As demonstrated in the figure, the audio recognition system correctly identified the pitch and octave for each audio window's most dominant frequency. These results match very closely to sheet music for the same song, with variations often occurring for notes with many conflicting instruments or significant background noise. While these results demonstrate this program is highly effective with short audio samples, they also highlight potential shortcomings of the program when handling larger files.
Working with larger files
While the process and procedure of this note recognition program works well for smaller audio files, there are substantial MATLAB and memory issues precluding it from being as effective with larger data sets. With properly identified parsing thresholds, larger audio files necessitate creating significantly more note windows. The figure below illustrates the result of the note parsing function for ”Jingle Bell Rock,” which is just shy of three minutes long. This file requires over 200 note windows, and unsurprisingly leads to indexing and memory issues particularly with the recursive parts of the program.

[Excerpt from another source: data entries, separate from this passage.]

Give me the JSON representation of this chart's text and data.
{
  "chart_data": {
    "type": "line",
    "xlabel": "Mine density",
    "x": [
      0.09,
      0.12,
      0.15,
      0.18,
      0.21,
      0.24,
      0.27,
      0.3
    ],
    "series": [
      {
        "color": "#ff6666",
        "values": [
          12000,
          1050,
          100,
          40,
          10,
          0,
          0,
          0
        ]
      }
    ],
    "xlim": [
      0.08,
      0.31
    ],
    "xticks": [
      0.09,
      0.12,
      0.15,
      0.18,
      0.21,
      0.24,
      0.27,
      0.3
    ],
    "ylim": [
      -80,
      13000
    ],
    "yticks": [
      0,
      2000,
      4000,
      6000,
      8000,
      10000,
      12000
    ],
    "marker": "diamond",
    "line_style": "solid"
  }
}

With better edge case handling for recursive indexing and higher data allotment, the process outlined in this program could be adapted to better suit larger files, albeit with a proportional increase in required memory. Moreover, finer tuning of the parsing thresholds for larger files would lead to proportionally more efficient program performance by normalizing the data dimensions used in the program. Without these adaptations, the program would require excessive memory and communicate several errors when working with large files.
Conclusion
Using MATLAB's built in fast Fourier transform function for discrete signals in conjunction with a note parsing function, my program was able to very effectively identify individual music notes in a small audio file. Despite initially appearing like a straightforward process, this project was complicated by complex, changing data types and structures resulting from the Fourier transform and repeated loop operations. The most difficult parts of working through this project came from troubleshooting algorithmic issues with frequency conversions and working with arrays and vectors to store note windows at various stages of processing. For example, much of the debugging stage of the project was dedicating to fixing array index errors resulting from Hz to index conversion immediately after the FFT process, and subsequent edge case issues raised by looping.
If given more time on the project, I would make improvements to the data storage and iteration techniques used throughout the program by adding additional helper methods to clean up the file. If I were to redo the project, I would reevaluate my strategy for identifying note parsing threshold values. By incorporating an embedded function to evaluate the extent to which the maximum amplitude of the input file deviates as an outlier and evaluating thresholds accordingly I could ensure that the note windows are better correlated to notes in the input file. These changes would also aid the program to better handle larger data sets and reduce overall runtime.